Wie viel Natur darf die Energiewende kosten? Mit dieser Frage beschäftigt sich ein Vortragsabend am 3. September in Altenfelden. Unter dem Titel „Weil Wald und Wiese keine Lobby haben“ setzt sich Johannes Seidl kritisch mit dem massiven Ausbau erneuerbarer Energien und dessen Folgen für Landschaft, Energieversorgung und Lebensqualität auseinander.
Der Ausbau erneuerbarer Energien gilt als eine der zentralen Voraussetzungen für die Energiewende. Gleichzeitig sorgen insbesondere neue Windkraft-, Photovoltaik- und Infrastrukturprojekte immer wieder für Diskussionen über Flächenverbrauch, Eingriffe in die Landschaft und die Kosten des Umbaus der Energieversorgung.

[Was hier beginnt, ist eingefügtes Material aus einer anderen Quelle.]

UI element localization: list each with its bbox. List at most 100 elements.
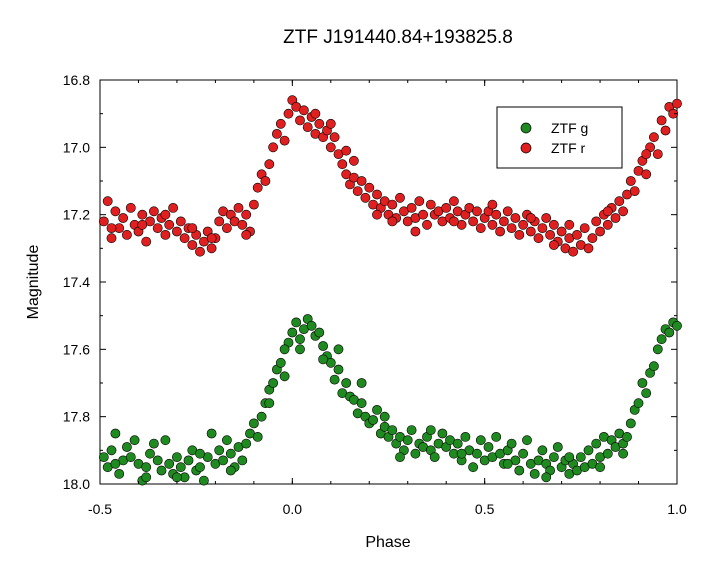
data-point-g xyxy=(656,334,667,345)
data-point-g xyxy=(279,344,290,355)
data-point-g xyxy=(622,431,632,442)
data-point-r xyxy=(387,199,398,210)
data-point-r xyxy=(260,176,271,186)
data-point-g xyxy=(602,448,613,459)
data-point-g xyxy=(387,425,398,435)
y-tick-label: 18.0 xyxy=(63,476,90,492)
data-point-g xyxy=(225,448,236,459)
data-point-r xyxy=(206,243,217,254)
data-point-r xyxy=(583,243,594,254)
data-point-g xyxy=(156,465,167,476)
data-point-r xyxy=(487,219,498,230)
data-point-g xyxy=(221,435,232,446)
data-point-r xyxy=(271,128,282,139)
data-point-r xyxy=(441,202,452,213)
data-point-r xyxy=(364,182,375,193)
data-point-r xyxy=(406,202,417,213)
x-tick-label: 1.0 xyxy=(667,501,687,517)
data-point-g xyxy=(318,341,328,351)
data-point-g xyxy=(175,462,186,473)
data-point-r xyxy=(348,155,359,166)
data-point-r xyxy=(283,108,294,119)
data-point-g xyxy=(549,452,559,462)
data-point-r xyxy=(514,229,525,240)
data-point-r xyxy=(168,202,178,213)
data-point-r xyxy=(537,223,548,233)
data-point-r xyxy=(533,233,544,244)
data-point-r xyxy=(587,233,598,244)
data-point-r xyxy=(668,108,679,119)
y-tick-label: 17.8 xyxy=(63,409,90,425)
data-point-g xyxy=(356,398,367,409)
data-point-g xyxy=(425,425,436,435)
data-point-g xyxy=(198,475,209,486)
data-point-r xyxy=(468,216,478,227)
data-point-g xyxy=(237,455,248,466)
data-point-g xyxy=(306,320,317,331)
data-point-r xyxy=(410,226,421,237)
data-point-g xyxy=(110,458,121,469)
data-point-g xyxy=(129,435,140,446)
data-point-g xyxy=(145,448,155,459)
data-point-g xyxy=(98,452,109,462)
data-point-g xyxy=(206,428,217,439)
data-point-r xyxy=(141,236,152,247)
data-point-g xyxy=(195,448,205,459)
data-point-g xyxy=(472,448,482,459)
data-point-r xyxy=(248,199,259,210)
data-point-g xyxy=(318,354,328,365)
data-point-g xyxy=(218,455,228,466)
data-point-g xyxy=(541,472,552,483)
data-point-r xyxy=(518,219,528,230)
data-point-g xyxy=(583,445,594,456)
data-point-r xyxy=(629,186,640,196)
data-point-r xyxy=(425,199,436,210)
data-point-r xyxy=(148,206,159,217)
data-point-r xyxy=(591,216,602,227)
data-point-g xyxy=(522,435,532,446)
data-point-r xyxy=(102,196,113,207)
data-point-r xyxy=(641,149,652,159)
data-point-g xyxy=(468,462,478,473)
data-point-g xyxy=(329,374,340,385)
data-point-r xyxy=(506,223,517,233)
data-point-r xyxy=(556,226,567,237)
data-point-r xyxy=(502,206,513,217)
data-point-r xyxy=(549,240,559,250)
data-point-r xyxy=(614,196,625,207)
data-point-r xyxy=(241,209,252,220)
data-point-r xyxy=(568,246,578,257)
data-point-r xyxy=(525,226,536,237)
data-point-r xyxy=(360,192,371,203)
data-point-r xyxy=(414,196,425,207)
data-point-g xyxy=(125,452,136,462)
data-point-r xyxy=(487,199,498,210)
data-point-r xyxy=(160,229,171,240)
data-point-g xyxy=(595,462,605,473)
data-point-g xyxy=(641,388,652,398)
data-point-r xyxy=(610,213,621,223)
data-point-r xyxy=(337,159,348,170)
chart-title: ZTF J191440.84+193825.8 xyxy=(283,27,513,48)
y-tick-label: 17.6 xyxy=(63,341,90,357)
data-point-g xyxy=(314,327,325,338)
data-point-r xyxy=(314,118,325,129)
data-point-r xyxy=(187,240,198,250)
data-point-r xyxy=(179,233,190,244)
data-point-r xyxy=(475,223,486,233)
legend: ZTF g ZTF r xyxy=(496,106,623,169)
data-point-r xyxy=(491,209,502,220)
data-point-r xyxy=(325,142,336,153)
y-tick-label: 17.4 xyxy=(63,274,90,290)
data-point-g xyxy=(160,435,171,446)
data-point-r xyxy=(237,219,248,230)
data-point-g xyxy=(491,431,502,442)
data-point-r xyxy=(275,118,286,129)
y-tick-labels: 16.8 17.0 17.2 17.4 17.6 17.8 18.0 xyxy=(63,72,90,492)
series-r-marks xyxy=(98,95,682,257)
data-point-r xyxy=(175,216,186,227)
data-point-g xyxy=(518,448,528,459)
x-tick-label: 0.0 xyxy=(283,501,303,517)
data-point-r xyxy=(195,246,205,257)
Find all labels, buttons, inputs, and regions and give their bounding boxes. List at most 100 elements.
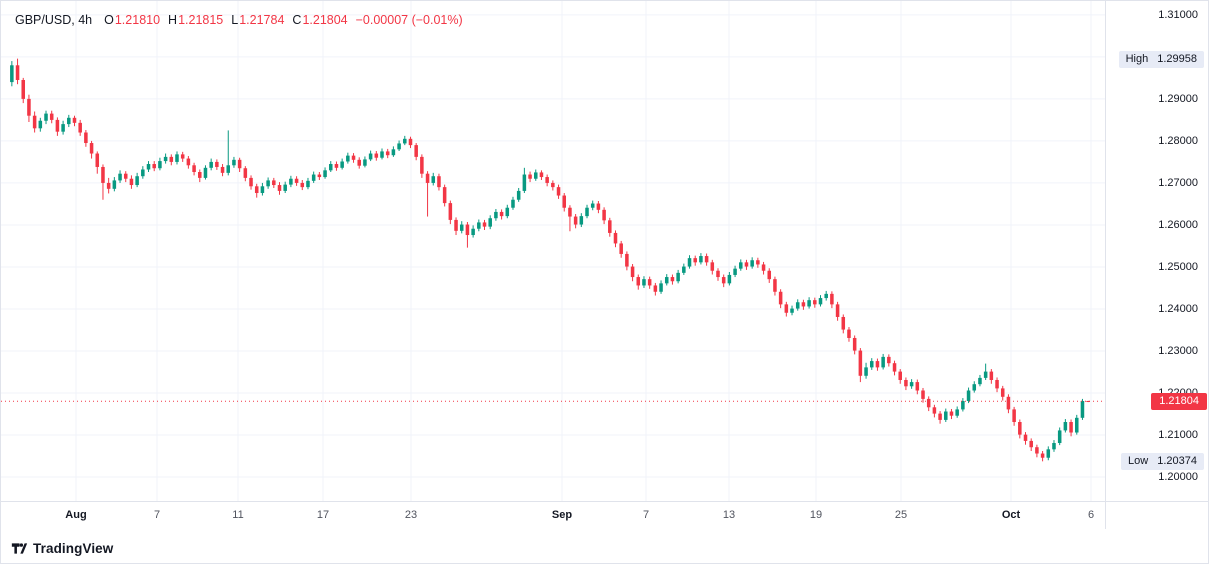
tradingview-logo-icon [11,543,28,554]
price-axis[interactable]: High 1.29958 Low 1.20374 1.21804 1.31000… [1105,1,1209,529]
price-axis-label: 1.31000 [1158,8,1198,21]
change-value: −0.00007 (−0.01%) [355,13,463,27]
price-axis-label: 1.26000 [1158,218,1198,231]
candle [32,111,37,133]
candle [408,136,413,149]
candle [425,171,430,217]
candle [864,362,868,379]
candle [773,276,777,296]
candle [716,268,720,281]
candle [169,154,174,166]
candle [852,335,857,355]
ohlc-value: 1.21815 [178,13,224,27]
candle [482,219,487,230]
candle [539,170,544,180]
candle [647,276,652,289]
candle [192,162,196,176]
price-axis-label: 1.23000 [1158,345,1198,357]
candle [226,130,231,176]
candle [636,274,641,290]
tradingview-logo[interactable]: TradingView [11,540,113,557]
candle [471,225,475,238]
candle [892,360,897,376]
candle [744,259,749,270]
candle [283,181,287,194]
candle [1052,440,1056,452]
ohlc-key: O [104,13,114,27]
candle [363,156,367,168]
candle [664,274,669,286]
candle [141,166,145,179]
candle [346,152,350,164]
candle [926,396,931,412]
candle [978,374,982,387]
candle [790,305,794,316]
candle [1035,444,1039,458]
candle [1029,438,1033,451]
candle [232,156,236,168]
candle [568,205,572,232]
candle [420,154,424,178]
candle [932,404,937,418]
candle [887,354,891,367]
candle [1086,400,1090,403]
candle [1012,406,1016,426]
candle [49,110,54,124]
candle [733,265,737,278]
candle [841,314,846,334]
price-axis-label: 1.25000 [1158,260,1198,273]
candle [625,251,629,271]
grid-lines [1,1,1105,501]
candle [630,264,635,282]
time-axis-label: 6 [1087,509,1095,521]
candle [1023,432,1028,445]
candle [277,182,282,195]
time-axis-label: 19 [809,509,823,521]
candlestick-chart[interactable] [1,1,1105,501]
candle [608,217,612,237]
candle [1063,419,1068,433]
candle [15,58,20,85]
candle [778,289,783,309]
time-axis-label: 7 [642,509,650,521]
candle [585,204,589,219]
ohlc-key: C [292,13,302,27]
ohlc-value: 1.21804 [302,13,348,27]
candle [909,379,914,389]
ohlc-key: L [231,13,239,27]
candle [1000,385,1005,401]
candle [10,61,14,87]
symbol-title[interactable]: GBP/USD, 4h [15,13,93,27]
candle [989,369,994,384]
candle [596,201,601,214]
candle [459,221,464,234]
candle [294,176,299,186]
candle [397,140,401,151]
candle [761,261,766,275]
time-axis-label: Aug [65,509,87,521]
candle [437,173,441,191]
candle [84,129,88,147]
candle [494,208,498,221]
candle [44,110,48,125]
low-badge-label: Low [1128,455,1149,468]
candles-series [10,58,1090,462]
chart-legend: GBP/USD, 4h O1.21810 H1.21815 L1.21784 C1.2… [15,13,463,27]
candle [807,297,811,309]
price-axis-label: 1.28000 [1158,134,1198,147]
candle [1074,414,1079,435]
candle [442,184,447,207]
candle [254,183,259,198]
candle [573,214,578,229]
candle [699,253,703,265]
candle [642,276,646,288]
candle [830,291,834,309]
candle [562,193,567,212]
price-axis-label: 1.21000 [1158,429,1198,442]
candle [590,200,595,211]
candle [374,151,379,161]
candle [488,215,492,230]
time-axis[interactable]: Aug 7 11 17 23 Sep 7 13 19 25 Oct 6 [1,501,1105,529]
candle [403,135,407,146]
candle [198,169,202,183]
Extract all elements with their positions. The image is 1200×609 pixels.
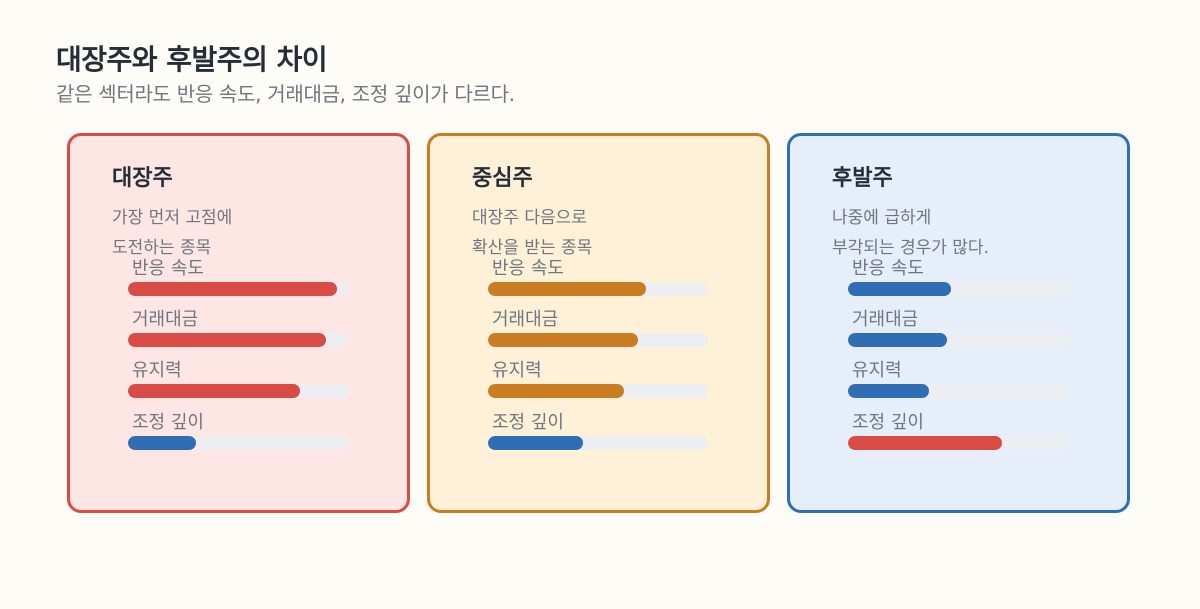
metric-bar-track	[848, 333, 1068, 347]
metric-label: 유지력	[852, 360, 902, 381]
metric-label: 유지력	[492, 360, 542, 381]
metric-bar-fill	[128, 436, 197, 450]
metric-label: 반응 속도	[492, 258, 564, 279]
card-title: 후발주	[832, 166, 893, 191]
metric-label: 거래대금	[132, 309, 199, 330]
metric-label: 유지력	[132, 360, 182, 381]
metric-bar-fill	[848, 333, 947, 347]
metric-label: 반응 속도	[132, 258, 204, 279]
metric-bar-track	[848, 384, 1068, 398]
metric-bar-fill	[848, 384, 930, 398]
metric-bar-fill	[128, 282, 337, 296]
metric-label: 조정 깊이	[132, 412, 204, 433]
metric-label: 거래대금	[492, 309, 559, 330]
metric-bar-track	[848, 282, 1068, 296]
card-title: 중심주	[472, 166, 533, 191]
metric-bar-track	[488, 384, 708, 398]
metric-bar-track	[488, 282, 708, 296]
card-title: 대장주	[112, 166, 173, 191]
page-subtitle: 같은 섹터라도 반응 속도, 거래대금, 조정 깊이가 다르다.	[56, 82, 515, 106]
metric-bar-track	[128, 436, 348, 450]
metric-bar-fill	[488, 282, 647, 296]
metric-label: 조정 깊이	[492, 412, 564, 433]
metric-bar-fill	[848, 436, 1002, 450]
metric-bar-fill	[848, 282, 952, 296]
metric-label: 거래대금	[852, 309, 919, 330]
metric-bar-track	[128, 333, 348, 347]
metric-bar-track	[128, 282, 348, 296]
page-title: 대장주와 후발주의 차이	[56, 43, 328, 76]
metric-bar-fill	[488, 384, 625, 398]
metric-bar-track	[488, 436, 708, 450]
metric-bar-fill	[488, 333, 638, 347]
metric-bar-fill	[488, 436, 583, 450]
card-description: 가장 먼저 고점에 도전하는 종목	[112, 208, 233, 258]
card-description: 나중에 급하게 부각되는 경우가 많다.	[832, 208, 989, 258]
card-description: 대장주 다음으로 확산을 받는 종목	[472, 208, 593, 258]
metric-bar-track	[128, 384, 348, 398]
metric-label: 반응 속도	[852, 258, 924, 279]
metric-bar-fill	[128, 333, 326, 347]
metric-label: 조정 깊이	[852, 412, 924, 433]
metric-bar-track	[848, 436, 1068, 450]
metric-bar-track	[488, 333, 708, 347]
metric-bar-fill	[128, 384, 300, 398]
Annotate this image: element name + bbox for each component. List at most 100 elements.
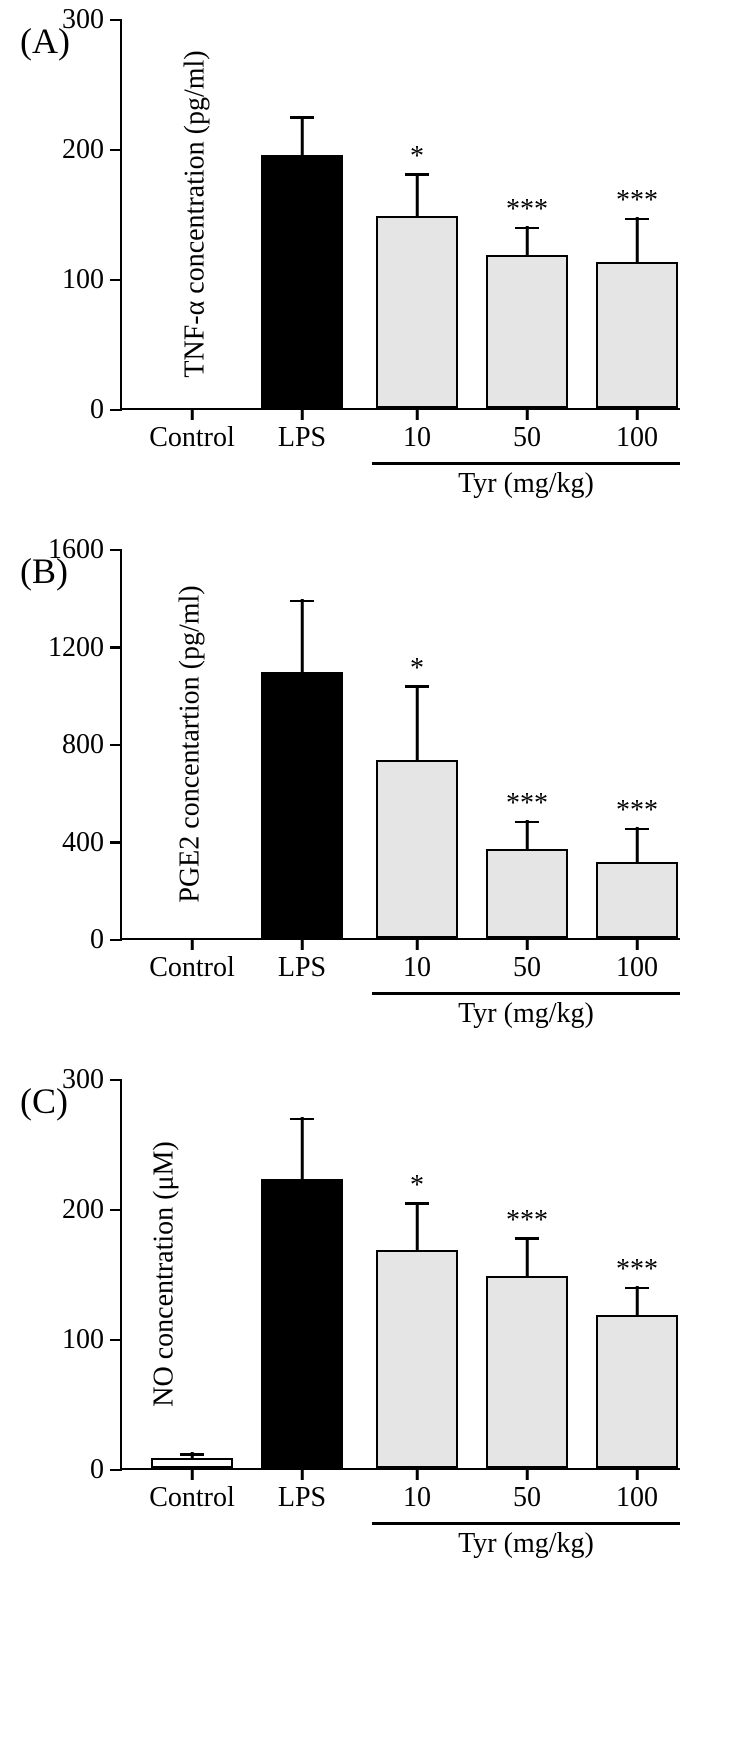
significance-marker: *	[410, 653, 424, 685]
y-tick-label: 0	[90, 394, 104, 426]
error-bar	[636, 217, 639, 263]
x-tick-label: 100	[616, 1482, 658, 1514]
bar	[261, 672, 343, 938]
x-tick-label: 50	[513, 1482, 541, 1514]
y-axis-label: TNF-α concentration (pg/ml)	[180, 50, 212, 377]
y-tick-label: 800	[62, 729, 104, 761]
error-bar	[301, 599, 304, 672]
x-tick	[416, 408, 419, 420]
x-tick	[526, 408, 529, 420]
bar	[261, 1179, 343, 1468]
bar	[486, 255, 568, 408]
x-tick	[191, 1468, 194, 1480]
y-tick	[110, 1469, 122, 1472]
significance-marker: ***	[616, 185, 658, 217]
error-cap	[290, 600, 314, 603]
x-tick-label: LPS	[278, 952, 326, 984]
significance-marker: *	[410, 1170, 424, 1202]
x-group-label: Tyr (mg/kg)	[458, 468, 594, 500]
error-bar	[526, 226, 529, 255]
significance-marker: ***	[506, 194, 548, 226]
x-tick	[636, 1468, 639, 1480]
error-cap	[625, 828, 649, 831]
y-axis-label: NO concentration (μM)	[149, 1141, 181, 1406]
significance-marker: ***	[616, 795, 658, 827]
x-tick	[416, 938, 419, 950]
y-tick	[110, 939, 122, 942]
error-bar	[416, 173, 419, 216]
bar	[596, 862, 678, 938]
y-tick	[110, 744, 122, 747]
bar	[376, 760, 458, 938]
error-cap	[405, 685, 429, 688]
error-bar	[526, 1237, 529, 1276]
error-bar	[526, 820, 529, 849]
significance-marker: *	[410, 141, 424, 173]
bar	[376, 1250, 458, 1468]
error-bar	[416, 1202, 419, 1250]
error-cap	[515, 821, 539, 824]
x-tick-label: LPS	[278, 422, 326, 454]
y-tick	[110, 149, 122, 152]
y-tick-label: 300	[62, 4, 104, 36]
x-tick	[526, 938, 529, 950]
y-tick	[110, 1339, 122, 1342]
panel-b: (B)PGE2 concentartion (pg/ml)04008001200…	[20, 550, 736, 1040]
y-tick-label: 100	[62, 264, 104, 296]
error-cap	[515, 1237, 539, 1240]
x-tick	[301, 938, 304, 950]
bar	[261, 155, 343, 409]
y-tick-label: 400	[62, 827, 104, 859]
bar	[486, 1276, 568, 1468]
x-group-line	[372, 992, 680, 995]
x-tick-label: 50	[513, 952, 541, 984]
y-tick	[110, 646, 122, 649]
y-tick	[110, 279, 122, 282]
panel-label: (C)	[20, 1080, 68, 1122]
error-cap	[290, 1118, 314, 1121]
plot-area: TNF-α concentration (pg/ml)0100200300Con…	[120, 20, 680, 410]
error-bar	[636, 1286, 639, 1315]
x-tick	[301, 1468, 304, 1480]
y-tick-label: 1600	[48, 534, 104, 566]
error-cap	[625, 1287, 649, 1290]
error-cap	[180, 1453, 204, 1456]
y-tick	[110, 1079, 122, 1082]
error-bar	[416, 685, 419, 761]
y-tick-label: 1200	[48, 632, 104, 664]
figure: (A)TNF-α concentration (pg/ml)0100200300…	[0, 0, 756, 1630]
x-group-label: Tyr (mg/kg)	[458, 1528, 594, 1560]
error-cap	[515, 227, 539, 230]
x-tick-label: 50	[513, 422, 541, 454]
bar	[596, 262, 678, 408]
chart-wrap: PGE2 concentartion (pg/ml)04008001200160…	[120, 550, 736, 1040]
x-tick	[636, 408, 639, 420]
x-tick-label: LPS	[278, 1482, 326, 1514]
x-tick	[191, 938, 194, 950]
y-tick	[110, 841, 122, 844]
significance-marker: ***	[506, 788, 548, 820]
x-tick-label: 10	[403, 952, 431, 984]
significance-marker: ***	[506, 1205, 548, 1237]
y-axis-label: PGE2 concentartion (pg/ml)	[175, 585, 207, 902]
x-tick-label: 100	[616, 422, 658, 454]
x-tick	[301, 408, 304, 420]
error-cap	[625, 218, 649, 221]
panel-a: (A)TNF-α concentration (pg/ml)0100200300…	[20, 20, 736, 510]
bar	[151, 1458, 233, 1468]
x-tick	[416, 1468, 419, 1480]
bar	[376, 216, 458, 408]
panel-c: (C) NO concentration (μM)0100200300Contro…	[20, 1080, 736, 1570]
chart-wrap: NO concentration (μM)0100200300ControlLP…	[120, 1080, 736, 1570]
y-tick	[110, 549, 122, 552]
x-tick-label: Control	[149, 422, 235, 454]
x-group-line	[372, 1522, 680, 1525]
x-group-line	[372, 462, 680, 465]
x-tick	[526, 1468, 529, 1480]
x-tick-label: 100	[616, 952, 658, 984]
y-tick	[110, 19, 122, 22]
chart-wrap: TNF-α concentration (pg/ml)0100200300Con…	[120, 20, 736, 510]
plot-area: PGE2 concentartion (pg/ml)04008001200160…	[120, 550, 680, 940]
x-tick	[191, 408, 194, 420]
y-tick	[110, 409, 122, 412]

Genau hier setzt der Vortrag von Johannes Seidl an. Er will der Frage nachgehen, welche Ziele mit dem Ausbau erneuerbarer Energien tatsächlich verfolgt werden und welche Auswirkungen damit verbunden sind.
Unter anderem beschäftigt sich Seidl mit den Folgen für Wälder, Wiesen und ländliche Regionen, den Kosten des Ausbaus sowie dem Weg von wissenschaftlichen Modellen zu politischen Entscheidungen. Auch die Rolle der Medien und deren Einfluss auf die öffentliche Wahrnehmung soll an diesem Abend kritisch beleuchtet werden.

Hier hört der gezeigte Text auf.